More effectively than the fiercest anti-war polemic, Helms's congratulation delineates Blair's capitulation to America. It cannot be said often enough, indeed it is scarcely being said at all, that the Prime Minister's management of the war has been weak to the point of frailty.

'Weak' is not an insult Blair would recognize. In his Cardiff speech, he appeared anything but when he said: 'We will not stop until our mission is complete. They mistake our desire for a comfortable life, living in peace, benign towards different races and cultures, for decadence. It is not decadence. It is progress and we will fight to maintain it.'

His resolve has been theorized by my colleagues Will Hutton and Polly Toynbee into the doctrine of 'hard liberalism'. Hard liberals grasp what many on the muddle-headed Left won't admit. They know that the values of liberty, equality and fraternity are on a different and better planet to the theocratic barbarities of al-Qaeda. The enmity is irresolvable.

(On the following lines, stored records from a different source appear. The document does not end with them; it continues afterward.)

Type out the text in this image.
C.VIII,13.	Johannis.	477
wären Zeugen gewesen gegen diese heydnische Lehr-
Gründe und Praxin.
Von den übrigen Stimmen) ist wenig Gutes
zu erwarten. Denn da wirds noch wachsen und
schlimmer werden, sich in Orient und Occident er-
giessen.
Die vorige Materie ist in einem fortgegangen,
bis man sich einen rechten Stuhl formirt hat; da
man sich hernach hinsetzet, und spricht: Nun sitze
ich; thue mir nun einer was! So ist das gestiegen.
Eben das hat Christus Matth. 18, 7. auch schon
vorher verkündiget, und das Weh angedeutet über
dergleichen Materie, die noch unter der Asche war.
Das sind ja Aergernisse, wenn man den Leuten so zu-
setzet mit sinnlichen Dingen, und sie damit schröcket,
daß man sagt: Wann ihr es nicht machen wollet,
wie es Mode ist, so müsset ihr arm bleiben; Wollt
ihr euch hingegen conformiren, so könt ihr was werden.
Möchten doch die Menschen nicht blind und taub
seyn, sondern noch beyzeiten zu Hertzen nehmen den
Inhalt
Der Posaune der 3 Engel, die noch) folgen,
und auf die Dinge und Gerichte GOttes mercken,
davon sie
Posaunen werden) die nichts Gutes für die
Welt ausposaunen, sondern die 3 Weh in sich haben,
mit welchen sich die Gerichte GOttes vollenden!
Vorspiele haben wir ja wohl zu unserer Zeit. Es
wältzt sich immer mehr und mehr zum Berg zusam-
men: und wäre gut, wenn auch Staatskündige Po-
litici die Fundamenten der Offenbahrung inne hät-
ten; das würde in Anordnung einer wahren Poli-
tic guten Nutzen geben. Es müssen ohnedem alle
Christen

I couldn't object to that if hard liberals in Downing and Fleet streets stopped there. Unfortunately, hardness of heads is in inverse proportion to the hardness of hearts. A criminal conspiracy cannot be defeated by a conventional war. Al-Qaeda is 'more of an idea than something you can touch', as Admiral Boyce, the chief of the defense staff, said. When the enemy craves the ideas which will animate recruits from New Jersey to Indonesia, by way of every Muslim country and diaspora community in between, it is demented to revert to the tactics and B-52s of a Vietnam War so many hard liberals marched against in their soft youth.

If bin Laden died tomorrow, he could console himself with the happy parting thought that the deaths of civilians and the coming Afghan famine have ensured a posthumous victory.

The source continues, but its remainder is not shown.